The Agencies also propose to clarify that the definition of “money” includes convertible virtual currencies (CVCs) and apply the Recordkeeping Rule and the Travel Rule to CVCs.
Over time, a number of different CVCs have appeared, and the medium has been gaining in popularity. However, law enforcement has found that CVCs are being used in illicit activity, and jurisdictions, including Venezuela, have expressed interest in using CVCs to evade sanctions. FATF recommends that CVCs be covered by anti-money laundering rules.
Generally, Recordkeeping Rule definitions for transmittal of funds parallels the definitions in Uniform Commercial Code (UCC) 4A. Although the Recordkeeping Rule does not define “money,” the preamble to the 1995 rule refers to the UCC when a term is not otherwise defined in the Recordkeeping Rule. Under the UCC, the term “money” is defined as “a medium of exchange currently authorized or adopted by a domestic or foreign government.” FinCEN articulated a similar approach in guidance issued in 2010 for the Travel Rule; FinCEN also stated in guidance issued in May 2019 that CVCs could fall within the Travel Rule as a transmittal order.

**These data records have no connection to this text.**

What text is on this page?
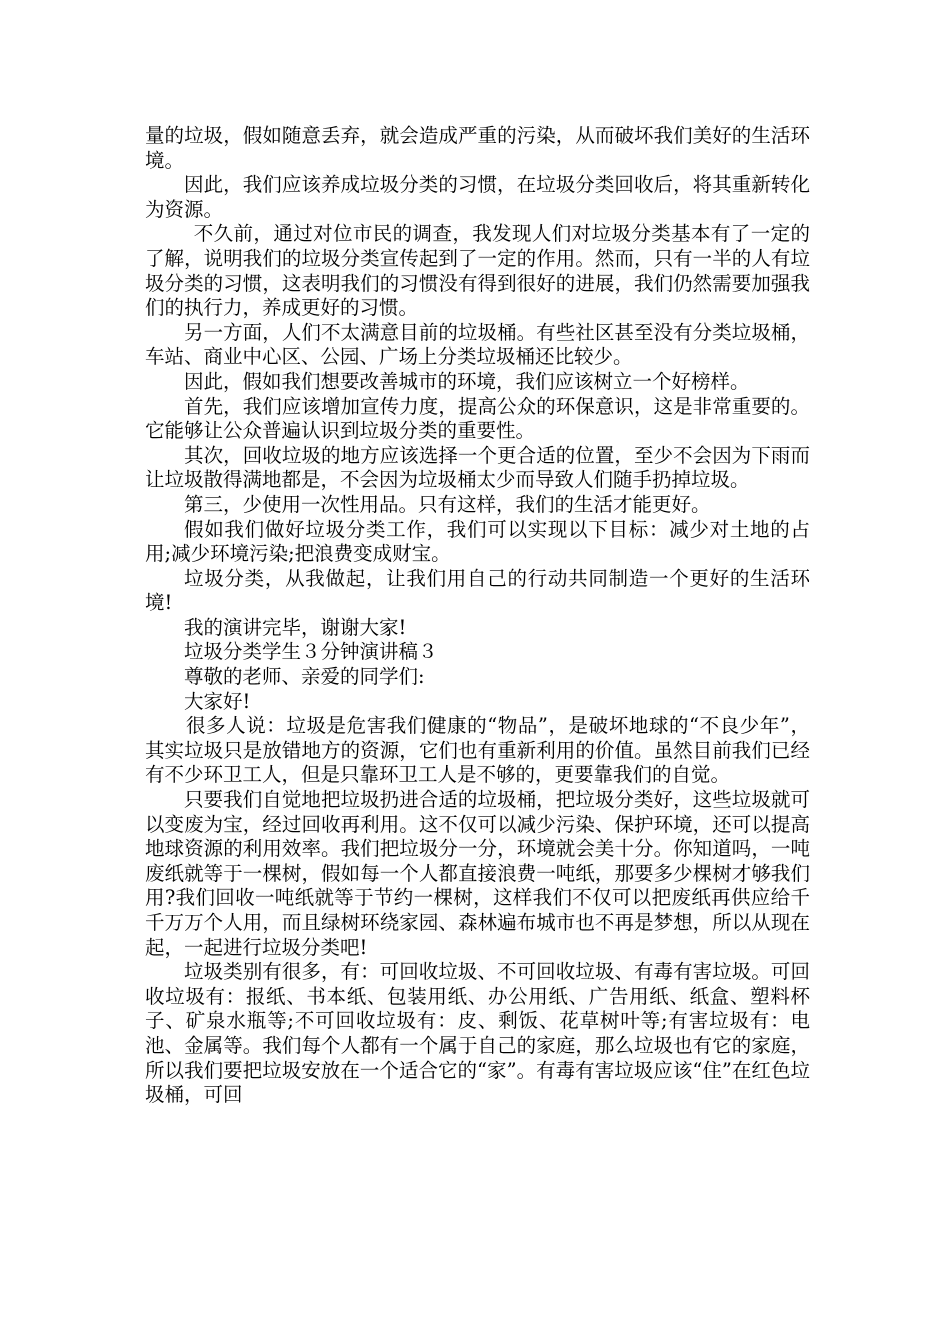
量的垃圾，假如随意丢弃，就会造成严重的污染，从而破坏我们美好的生活环境。

因此，我们应该养成垃圾分类的习惯，在垃圾分类回收后，将其重新转化为资源。

不久前，通过对位市民的调查，我发现人们对垃圾分类基本有了一定的了解，说明我们的垃圾分类宣传起到了一定的作用。然而，只有一半的人有垃圾分类的习惯，这表明我们的习惯没有得到很好的进展，我们仍然需要加强我们的执行力，养成更好的习惯。

另一方面，人们不太满意目前的垃圾桶。有些社区甚至没有分类垃圾桶，车站、商业中心区、公园、广场上分类垃圾桶还比较少。

因此，假如我们想要改善城市的环境，我们应该树立一个好榜样。

首先，我们应该增加宣传力度，提高公众的环保意识，这是非常重要的。它能够让公众普遍认识到垃圾分类的重要性。

其次，回收垃圾的地方应该选择一个更合适的位置，至少不会因为下雨而让垃圾散得满地都是，不会因为垃圾桶太少而导致人们随手扔掉垃圾。

第三，少使用一次性用品。只有这样，我们的生活才能更好。

假如我们做好垃圾分类工作，我们可以实现以下目标：减少对土地的占用;减少环境污染;把浪费变成财宝。

垃圾分类，从我做起，让我们用自己的行动共同制造一个更好的生活环境!

我的演讲完毕，谢谢大家!

垃圾分类学生３分钟演讲稿３

尊敬的老师、亲爱的同学们:

大家好!

很多人说：垃圾是危害我们健康的“物品”，是破坏地球的“不良少年”，其实垃圾只是放错地方的资源，它们也有重新利用的价值。虽然目前我们已经有不少环卫工人，但是只靠环卫工人是不够的，更要靠我们的自觉。

只要我们自觉地把垃圾扔进合适的垃圾桶，把垃圾分类好，这些垃圾就可以变废为宝，经过回收再利用。这不仅可以减少污染、保护环境，还可以提高地球资源的利用效率。我们把垃圾分一分，环境就会美十分。你知道吗，一吨废纸就等于一棵树，假如每一个人都直接浪费一吨纸，那要多少棵树才够我们用?我们回收一吨纸就等于节约一棵树，这样我们不仅可以把废纸再供应给千千万万个人用，而且绿树环绕家园、森林遍布城市也不再是梦想，所以从现在起，一起进行垃圾分类吧!

垃圾类别有很多，有：可回收垃圾、不可回收垃圾、有毒有害垃圾。可回收垃圾有：报纸、书本纸、包装用纸、办公用纸、广告用纸、纸盒、塑料杯子、矿泉水瓶等;不可回收垃圾有：皮、剩饭、花草树叶等;有害垃圾有：电池、金属等。我们每个人都有一个属于自己的家庭，那么垃圾也有它的家庭，所以我们要把垃圾安放在一个适合它的“家”。有毒有害垃圾应该“住”在红色垃圾桶，可回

Developments involving CVCs are rapid and have the potential to confer many benefits to consumer and commercial transactions. A number of different nations are evaluating whether it makes sense to issue state-authorized CVCs as a form of exchange, and there is an incredible variety of CVCs on the market. While including CVCs in the definition of money seems logical, it may limit innovation and future development in this area. ABA urges the Agencies to take more time to evaluate the impact that this regulatory change could have to be sure that it does not foreclose future positive developments.
While some banks have begun accepting CVCs in investment accounts and custodial accounts on behalf of customers, particularly in response to the guidance issued by the Office of the Comptroller of the Currency, banks are only beginning to explore the option of using these as a vehicle for transactions. Therefore, we recommend discussion with industry to understand of current trends before issuing a proposal.
Separately, we urge the Agencies to consider and something that is not reflected in the proposal but which should be considered, is the existing regulatory and legislative environment that impact CVCs. The Securities and Exchange Commission, Commodity Futures Trading Commission and Internal Revenue Service have each issued regulations in this area, and several states, notably New York and Wyoming, have taken a role in governing CVC operations. We recommend that the Agencies study whether the proposed changes would affect and interact with the existing regulatory requirements.
ABA urges the Agencies to take more time to analyze the impact of proposed changes to the threshold for collecting, maintaining and transferring information on wire transfers as well as the proposal to include CVCs in the definition of money. Before issuing a new proposal, careful dialogue, possibly through roundtable discussions involving members of the Bank Secrecy Act Advisory Group, would be useful to ensure that a final rule meets the needs of law enforcement in the most efficient and effective manner.